Apakah Rakyat Dianggap Sudah Lupa?

2 hours ago 2
Mustamin Raga (Pengamat Sosial-Politik)

Oleh: Mustamin Raga (Pengamat Sosial-Politik)

Politik Indonesia hari ini, seperti biasa, selalu tampak percaya diri pada satu asumsi berbahaya: ingatan publik itu pendek. Waktu dianggap sebagai alat pemutih paling efektif. Polemik, kontroversi, bahkan sanksi etik diyakini cukup ditunggu hingga reda lalu semuanya berjalan kembali seperti semula.

Kembalinya Ahmad Sahroni sebagai Wakil Ketua Komisi III DPR RI menjadi contoh paling gamblang dari asumsi itu. Setelah dinonaktifkan selama enam bulan akibat polemik pernyataannya di ruang publik, ia kembali ke kursi strategis melalui mekanisme internal yang rapi, cepat, dan sepenuhnya prosedural.

Secara tata negara, tidak ada yang keliru.
Namun secara politik dan etika publik, persoalannya jauh lebih kompleks.
Di sinilah pertanyaan penting muncul, apakah rakyat dianggap sudah lupa?

Prosedur yang Sah, Pesan yang Bermasalah

Penetapan kembali Ahmad Sahroni dilakukan dalam rapat Komisi III yang dipimpin oleh Sufmi Dasco Ahmad, berdasarkan surat resmi fraksi. Persetujuan anggota diminta, jawaban “setuju” diberikan, palu diketuk. Selesai.

Bagi parlemen, ini rutinitas kelembagaan.
Bagi publik, ini pesan politik. Ilmuwan politik David Easton pernah menulis bahwa legitimasi politik bertumpu pada diffuse support—dukungan jangka panjang yang lahir dari kepercayaan publik, bukan sekedar kepatuhan pada prosedur. Dalam kerangka ini, keputusan politik tidak pernah netral. Ia selalu mengirim sinyal.

Sinyal yang terbaca dari peristiwa ini sederhana namun tajam: sanksi etik tidak mengubah struktur kekuasaan secara substantif.

Enam bulan nonaktif berakhir. Jabatan kembali. Struktur tetap utuh. Prosedur sah, tetapi pesan simboliknya bermasalah.

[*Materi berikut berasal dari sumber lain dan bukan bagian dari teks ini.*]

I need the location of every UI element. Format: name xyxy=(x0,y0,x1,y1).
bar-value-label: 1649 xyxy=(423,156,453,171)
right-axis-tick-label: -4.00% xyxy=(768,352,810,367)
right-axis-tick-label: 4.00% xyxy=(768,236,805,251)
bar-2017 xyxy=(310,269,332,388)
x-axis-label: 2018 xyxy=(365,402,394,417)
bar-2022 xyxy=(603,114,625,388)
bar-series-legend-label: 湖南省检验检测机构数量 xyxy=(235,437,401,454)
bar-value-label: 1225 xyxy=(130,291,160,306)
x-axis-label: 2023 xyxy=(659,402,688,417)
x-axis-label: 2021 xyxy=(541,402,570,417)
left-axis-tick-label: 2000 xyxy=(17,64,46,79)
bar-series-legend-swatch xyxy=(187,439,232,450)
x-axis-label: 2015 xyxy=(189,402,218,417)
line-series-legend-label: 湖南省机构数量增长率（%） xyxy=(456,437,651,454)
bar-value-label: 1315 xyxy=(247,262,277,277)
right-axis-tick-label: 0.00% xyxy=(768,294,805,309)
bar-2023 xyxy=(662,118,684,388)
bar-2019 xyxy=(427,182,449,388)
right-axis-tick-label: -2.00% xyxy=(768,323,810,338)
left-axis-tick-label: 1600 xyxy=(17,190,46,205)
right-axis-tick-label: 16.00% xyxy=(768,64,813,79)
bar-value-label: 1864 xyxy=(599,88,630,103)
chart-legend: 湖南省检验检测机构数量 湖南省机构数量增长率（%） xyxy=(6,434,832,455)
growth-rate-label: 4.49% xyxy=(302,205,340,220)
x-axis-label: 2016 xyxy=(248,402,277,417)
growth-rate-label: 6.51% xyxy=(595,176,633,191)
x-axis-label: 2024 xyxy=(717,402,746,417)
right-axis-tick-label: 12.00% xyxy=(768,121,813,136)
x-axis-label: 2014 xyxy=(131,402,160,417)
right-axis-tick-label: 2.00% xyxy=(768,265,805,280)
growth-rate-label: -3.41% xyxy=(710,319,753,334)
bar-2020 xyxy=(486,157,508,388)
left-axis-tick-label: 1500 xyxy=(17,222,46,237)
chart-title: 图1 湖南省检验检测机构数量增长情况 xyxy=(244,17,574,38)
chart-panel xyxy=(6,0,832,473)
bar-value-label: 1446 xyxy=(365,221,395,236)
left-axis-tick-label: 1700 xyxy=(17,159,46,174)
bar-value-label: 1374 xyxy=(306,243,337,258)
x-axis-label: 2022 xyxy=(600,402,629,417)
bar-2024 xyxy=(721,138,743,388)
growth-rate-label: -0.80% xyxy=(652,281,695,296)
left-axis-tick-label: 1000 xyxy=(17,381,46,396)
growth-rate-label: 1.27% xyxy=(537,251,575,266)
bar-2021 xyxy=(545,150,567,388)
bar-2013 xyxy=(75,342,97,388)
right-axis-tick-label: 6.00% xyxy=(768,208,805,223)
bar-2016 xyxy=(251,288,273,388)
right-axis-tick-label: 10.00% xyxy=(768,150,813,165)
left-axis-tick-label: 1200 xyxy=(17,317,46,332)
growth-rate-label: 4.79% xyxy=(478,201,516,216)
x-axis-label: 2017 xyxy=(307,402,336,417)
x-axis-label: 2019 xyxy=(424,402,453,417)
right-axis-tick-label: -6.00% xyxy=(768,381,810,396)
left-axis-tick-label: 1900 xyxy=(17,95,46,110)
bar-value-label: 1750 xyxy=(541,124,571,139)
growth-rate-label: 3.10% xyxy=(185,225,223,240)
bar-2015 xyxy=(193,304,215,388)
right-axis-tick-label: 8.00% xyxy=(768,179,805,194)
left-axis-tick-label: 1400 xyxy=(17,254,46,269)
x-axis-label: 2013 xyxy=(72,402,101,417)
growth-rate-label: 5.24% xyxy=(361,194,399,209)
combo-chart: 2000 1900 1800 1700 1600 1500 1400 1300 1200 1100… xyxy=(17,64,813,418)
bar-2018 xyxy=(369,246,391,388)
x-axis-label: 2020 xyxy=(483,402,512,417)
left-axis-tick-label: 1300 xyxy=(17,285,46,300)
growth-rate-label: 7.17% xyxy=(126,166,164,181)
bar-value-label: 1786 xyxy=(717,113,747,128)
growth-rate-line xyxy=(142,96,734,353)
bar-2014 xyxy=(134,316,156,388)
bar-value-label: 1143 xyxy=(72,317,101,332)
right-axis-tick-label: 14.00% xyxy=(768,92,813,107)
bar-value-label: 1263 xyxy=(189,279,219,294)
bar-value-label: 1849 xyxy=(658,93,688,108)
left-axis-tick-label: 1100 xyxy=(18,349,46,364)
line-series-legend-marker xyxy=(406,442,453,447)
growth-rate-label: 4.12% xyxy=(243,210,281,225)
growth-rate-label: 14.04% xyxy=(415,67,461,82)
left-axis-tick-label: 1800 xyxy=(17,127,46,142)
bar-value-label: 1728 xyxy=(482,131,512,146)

Komisi III Bukan Ruang Biasa

Komisi III DPR bukan sekedar komisi teknis. Ia membidangi hukum, HAM, dan keamanan—wilayah paling sensitif dalam relasi negara dan warga. Ketika seseorang kembali ke kursi pimpinan komisi ini setelah polemik etik, publik tidak sekadar menilai individu. Publik membaca standar institusi. Standar tentang:

Seberapa serius etika dijaga
Seberapa jauh kritik publik dipertimbangkan,
Seberapa bermakna sanksi dijatuhkan?

Ilmuwan politik Pierre Bourdieu menyebut politik sebagai arena simbolik. Kekuasaan tidak hanya bekerja melalui kebijakan, tetapi melalui makna. Siapa duduk di mana, kapan, dan bagaimana—semuanya adalah simbol. Karena itu, pengangkatan kembali ini bukan sekadar pergantian kursi. Ia adalah pesan simbolik tentang standar etik lembaga legislatif.
Dan simbol, dalam politik, sering kali lebih keras suaranya daripada kata-kata.

Sanksi Etik yang Kehilangan Daya Didik

Mahkamah Kehormatan Dewan telah menjatuhkan sanksi. Secara formal, fungsi etik berjalan. Namun dalam perspektif politik, sanksi etik tidak hanya berfungsi menghukum—ia harus mendidik.
Filsuf politik Hannah Arendt pernah mengingatkan bahwa kekuasaan kehilangan legitimasi ketika tindakan tidak lagi diiringi tanggung jawab moral yang nyata. Sanksi yang tidak mengubah perilaku institusional hanya menjadi ritual.

Ketika sanksi berakhir dan semuanya kembali ke titik awal, daya didik itu melemah.